Après la mort de Navalny, il était moins probable que le Kremlin accepte un échange impliquant Krasikov, a déclaré un proche d’Abramovich.

« La situation avec Krasikov a empiré. Il sera difficile de l’intégrer à un quelconque arrangement », a déclaré la personne. « Ils devront conclure un marché pour quelqu’un d’autre. Je ne pense pas que les Allemands le feront.»

Un porte-parole d’Abramovich n’a pas immédiatement répondu à une demande de commentaire.

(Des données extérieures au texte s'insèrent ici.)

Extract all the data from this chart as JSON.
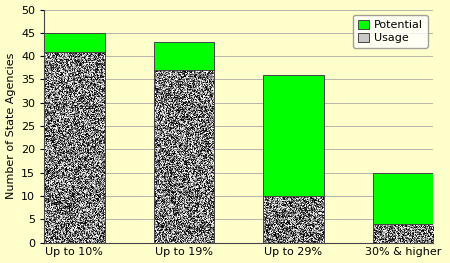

  Vladimir Poutine interviewé par Tucker Carlson
Le président russe Vladimir Poutine interviewé par Tucker Carlson © Gavriil Grigorov/Spoutnik/Kremlin/Reuters

Krasikov a été reconnu coupable du meurtre de Zelimkhan Khangoshvili, un citoyen géorgien d’origine tchétchène, dans le parc Tiergarten de Berlin en 2019. Le juge chargé de l’affaire a déclaré que Krasikov avait « agi sur ordre du gouvernement central russe » et a accusé Moscou de « terrorisme d’État ».

Dans l’entretien avec Carlson, Poutine a semblé reconnaître que l’attaque avait été menée à la demande du Kremlin, qualifiant Krasikov de « patriote » et suggérant que les « services spéciaux » russes essayaient de le faire libérer.

Les responsables américains ont déclaré que le fait que Krasikov ait apparemment assassiné Khanghoshvili sur le sol allemand sur ordre des autorités russes rendait difficile pour Berlin d’envisager sa libération. Annalena Baerbock, la ministre allemande des Affaires étrangères, a qualifié le meurtre, au moment de la condamnation de Krasikov, de « grave violation du droit allemand et de la souveraineté de l’Allemagne ».

Mais l’inclusion de Navalny dans les discussions sur un éventuel échange a rendu le projet beaucoup plus acceptable pour le gouvernement de Scholz, ont déclaré des responsables. Navalny avait de nombreux partisans en Allemagne et a reçu des soins médicaux à l’hôpital de la Charité de Berlin en 2020 après avoir été empoisonné avec l’agent neurotoxique novichok alors qu’il faisait campagne en Sibérie.

Les États-Unis ont déclaré que Gershkovich était « détenu à tort » et ont exigé sa libération. Il a été arrêté par les services de renseignement intérieurs russes du FSB en mars 2023, alors qu’il effectuait une mission de reportage dans la ville d’Ekaterinbourg.

Un porte-parole du Wall Street Journal a refusé de commenter cet article.

Whelan a été reconnu coupable d’espionnage en Russie en 2020, ce que lui et les États-Unis nient avec véhémence, et purge une peine de 16 ans dans une colonie pénitentiaire rurale.